My husband says we should boil McVeigh in his own piss. While this certainly brings some fantasies to life, we know in this country we are unable to bring such a thing to pass. We are considered a “civilized” country, and as such, these sorts of things cannot be considered.
Personally, for this person at this time, I think that indifference should be the emotion (if one could call it that) closely held. I’d like to see Timothy McVeigh banished to a sound-proofed cell without any natural light. Hearing no sounds and seeing no sights, he could be fed a meager meal once a day or so. And forgotten about. No interviews, no cameras. Nothing. And just allowed to rot. Perhaps a brief mention could be made of his natural death, whenever it occurs.
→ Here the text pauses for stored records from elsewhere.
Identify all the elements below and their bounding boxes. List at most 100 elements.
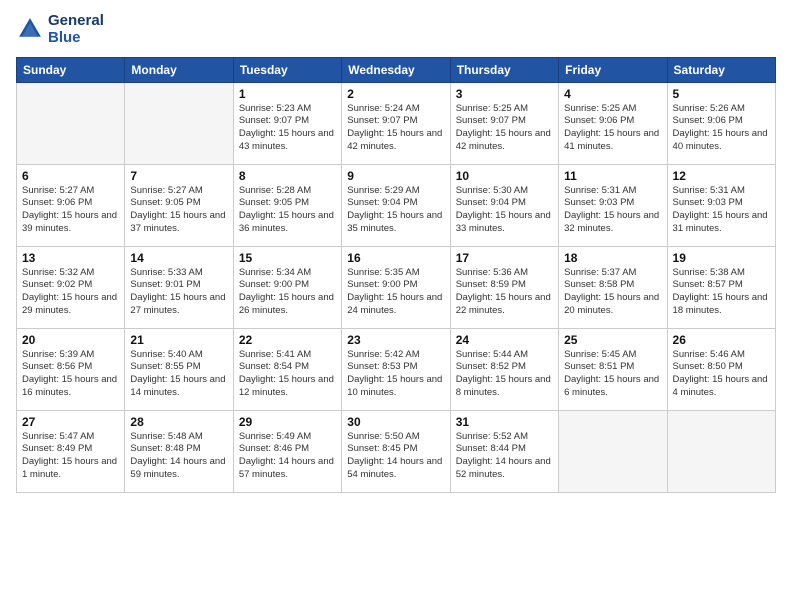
cell-info: Sunrise: 5:25 AMSunset: 9:07 PMDaylight:… [456, 103, 553, 154]
cell-info: Sunrise: 5:45 AMSunset: 8:51 PMDaylight:… [564, 349, 661, 400]
day-number: 3 [456, 87, 553, 101]
day-number: 15 [239, 251, 336, 265]
day-number: 2 [347, 87, 444, 101]
calendar-cell: 23Sunrise: 5:42 AMSunset: 8:53 PMDayligh… [342, 328, 450, 410]
calendar-cell: 28 Sunrise: 5:48 AMSunset: 8:48 PMDayligh… [125, 410, 233, 492]
cell-info: Sunrise: 5:28 AMSunset: 9:05 PMDaylight:… [239, 185, 336, 236]
weekday-header-row: SundayMondayTuesdayWednesdayThursdayFrid… [17, 57, 776, 82]
cell-info: Sunrise: 5:35 AMSunset: 9:00 PMDaylight:… [347, 267, 444, 318]
day-number: 27 [22, 415, 119, 429]
cell-info: Sunrise: 5:47 AMSunset: 8:49 PMDaylight:… [22, 431, 119, 482]
calendar-cell: 2 Sunrise: 5:24 AMSunset: 9:07 PMDaylight… [342, 82, 450, 164]
day-number: 7 [130, 169, 227, 183]
cell-info: Sunrise: 5:48 AMSunset: 8:48 PMDaylight:… [130, 431, 227, 482]
day-number: 14 [130, 251, 227, 265]
cell-info: Sunrise: 5:24 AMSunset: 9:07 PMDaylight:… [347, 103, 444, 154]
calendar-cell: 10Sunrise: 5:30 AMSunset: 9:04 PMDayligh… [450, 164, 558, 246]
calendar-cell: 22Sunrise: 5:41 AMSunset: 8:54 PMDayligh… [233, 328, 341, 410]
day-number: 20 [22, 333, 119, 347]
cell-info: Sunrise: 5:30 AMSunset: 9:04 PMDaylight:… [456, 185, 553, 236]
calendar-cell: 13 Sunrise: 5:32 AMSunset: 9:02 PMDayligh… [17, 246, 125, 328]
cell-info: Sunrise: 5:41 AMSunset: 8:54 PMDaylight:… [239, 349, 336, 400]
day-number: 21 [130, 333, 227, 347]
cell-info: Sunrise: 5:32 AMSunset: 9:02 PMDaylight:… [22, 267, 119, 318]
day-number: 13 [22, 251, 119, 265]
cell-info: Sunrise: 5:31 AMSunset: 9:03 PMDaylight:… [564, 185, 661, 236]
day-number: 6 [22, 169, 119, 183]
cell-info: Sunrise: 5:27 AMSunset: 9:05 PMDaylight:… [130, 185, 227, 236]
calendar-cell [17, 82, 125, 164]
weekday-header: Saturday [667, 57, 775, 82]
calendar-cell: 8Sunrise: 5:28 AMSunset: 9:05 PMDaylight… [233, 164, 341, 246]
day-number: 30 [347, 415, 444, 429]
cell-info: Sunrise: 5:46 AMSunset: 8:50 PMDaylight:… [673, 349, 770, 400]
day-number: 4 [564, 87, 661, 101]
calendar-cell: 18Sunrise: 5:37 AMSunset: 8:58 PMDayligh… [559, 246, 667, 328]
cell-info: Sunrise: 5:25 AMSunset: 9:06 PMDaylight:… [564, 103, 661, 154]
calendar-cell: 7 Sunrise: 5:27 AMSunset: 9:05 PMDaylight… [125, 164, 233, 246]
logo-icon [16, 15, 44, 43]
cell-info: Sunrise: 5:44 AMSunset: 8:52 PMDaylight:… [456, 349, 553, 400]
cell-info: Sunrise: 5:31 AMSunset: 9:03 PMDaylight:… [673, 185, 770, 236]
calendar-cell: 21 Sunrise: 5:40 AMSunset: 8:55 PMDayligh… [125, 328, 233, 410]
calendar-cell: 29 Sunrise: 5:49 AMSunset: 8:46 PMDayligh… [233, 410, 341, 492]
weekday-header: Friday [559, 57, 667, 82]
logo-text: GeneralBlue [48, 12, 104, 47]
weekday-header: Sunday [17, 57, 125, 82]
calendar-cell: 20Sunrise: 5:39 AMSunset: 8:56 PMDayligh… [17, 328, 125, 410]
calendar-cell: 16Sunrise: 5:35 AMSunset: 9:00 PMDayligh… [342, 246, 450, 328]
calendar-cell: 9 Sunrise: 5:29 AMSunset: 9:04 PMDaylight… [342, 164, 450, 246]
day-number: 29 [239, 415, 336, 429]
calendar-cell: 27 Sunrise: 5:47 AMSunset: 8:49 PMDayligh… [17, 410, 125, 492]
day-number: 11 [564, 169, 661, 183]
day-number: 1 [239, 87, 336, 101]
weekday-header: Wednesday [342, 57, 450, 82]
calendar-cell: 15 Sunrise: 5:34 AMSunset: 9:00 PMDayligh… [233, 246, 341, 328]
cell-info: Sunrise: 5:27 AMSunset: 9:06 PMDaylight:… [22, 185, 119, 236]
day-number: 12 [673, 169, 770, 183]
weekday-header: Monday [125, 57, 233, 82]
logo: GeneralBlue [16, 12, 104, 47]
calendar-cell [125, 82, 233, 164]
weekday-header: Tuesday [233, 57, 341, 82]
day-number: 19 [673, 251, 770, 265]
cell-info: Sunrise: 5:29 AMSunset: 9:04 PMDaylight:… [347, 185, 444, 236]
week-row: 20Sunrise: 5:39 AMSunset: 8:56 PMDayligh… [17, 328, 776, 410]
cell-info: Sunrise: 5:23 AMSunset: 9:07 PMDaylight:… [239, 103, 336, 154]
day-number: 26 [673, 333, 770, 347]
calendar-cell: 4 Sunrise: 5:25 AMSunset: 9:06 PMDaylight… [559, 82, 667, 164]
calendar-cell: 24 Sunrise: 5:44 AMSunset: 8:52 PMDayligh… [450, 328, 558, 410]
calendar-table: SundayMondayTuesdayWednesdayThursdayFrid… [16, 57, 776, 493]
cell-info: Sunrise: 5:40 AMSunset: 8:55 PMDaylight:… [130, 349, 227, 400]
cell-info: Sunrise: 5:49 AMSunset: 8:46 PMDaylight:… [239, 431, 336, 482]
calendar-cell: 25 Sunrise: 5:45 AMSunset: 8:51 PMDayligh… [559, 328, 667, 410]
calendar-cell: 11 Sunrise: 5:31 AMSunset: 9:03 PMDayligh… [559, 164, 667, 246]
cell-info: Sunrise: 5:26 AMSunset: 9:06 PMDaylight:… [673, 103, 770, 154]
week-row: 13 Sunrise: 5:32 AMSunset: 9:02 PMDayligh… [17, 246, 776, 328]
calendar-cell [559, 410, 667, 492]
calendar-cell: 26 Sunrise: 5:46 AMSunset: 8:50 PMDayligh… [667, 328, 775, 410]
calendar-cell: 12 Sunrise: 5:31 AMSunset: 9:03 PMDayligh… [667, 164, 775, 246]
cell-info: Sunrise: 5:38 AMSunset: 8:57 PMDaylight:… [673, 267, 770, 318]
day-number: 9 [347, 169, 444, 183]
day-number: 17 [456, 251, 553, 265]
calendar-cell: 30Sunrise: 5:50 AMSunset: 8:45 PMDayligh… [342, 410, 450, 492]
cell-info: Sunrise: 5:33 AMSunset: 9:01 PMDaylight:… [130, 267, 227, 318]
header: GeneralBlue [16, 12, 776, 47]
day-number: 25 [564, 333, 661, 347]
cell-info: Sunrise: 5:34 AMSunset: 9:00 PMDaylight:… [239, 267, 336, 318]
week-row: 1 Sunrise: 5:23 AMSunset: 9:07 PMDaylight… [17, 82, 776, 164]
day-number: 28 [130, 415, 227, 429]
calendar-cell: 19 Sunrise: 5:38 AMSunset: 8:57 PMDayligh… [667, 246, 775, 328]
cell-info: Sunrise: 5:36 AMSunset: 8:59 PMDaylight:… [456, 267, 553, 318]
weekday-header: Thursday [450, 57, 558, 82]
day-number: 24 [456, 333, 553, 347]
calendar-cell: 1 Sunrise: 5:23 AMSunset: 9:07 PMDaylight… [233, 82, 341, 164]
calendar-cell: 3 Sunrise: 5:25 AMSunset: 9:07 PMDaylight… [450, 82, 558, 164]
calendar-cell: 17 Sunrise: 5:36 AMSunset: 8:59 PMDayligh… [450, 246, 558, 328]
cell-info: Sunrise: 5:42 AMSunset: 8:53 PMDaylight:… [347, 349, 444, 400]
week-row: 27 Sunrise: 5:47 AMSunset: 8:49 PMDayligh… [17, 410, 776, 492]
calendar-cell [667, 410, 775, 492]
week-row: 6 Sunrise: 5:27 AMSunset: 9:06 PMDaylight… [17, 164, 776, 246]
calendar-cell: 5Sunrise: 5:26 AMSunset: 9:06 PMDaylight… [667, 82, 775, 164]
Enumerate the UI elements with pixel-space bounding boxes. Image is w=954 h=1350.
Always remember that the opposite of love is not hate; it’s indifference. The best thing that could happen in healing for this whole country is for us to just move on and forget Timothy McVeigh. I’m not sure his execution will result in a complete lack of caring about his fate. Perhaps just locking him away and never thinking about him again would.
I think we should lock him up with a couple of psychologists whose only purpose is to make him regret his actions.
I see no need to torture innocent psychologists. McVeigh’s a mad dog. Put him down and be done with it.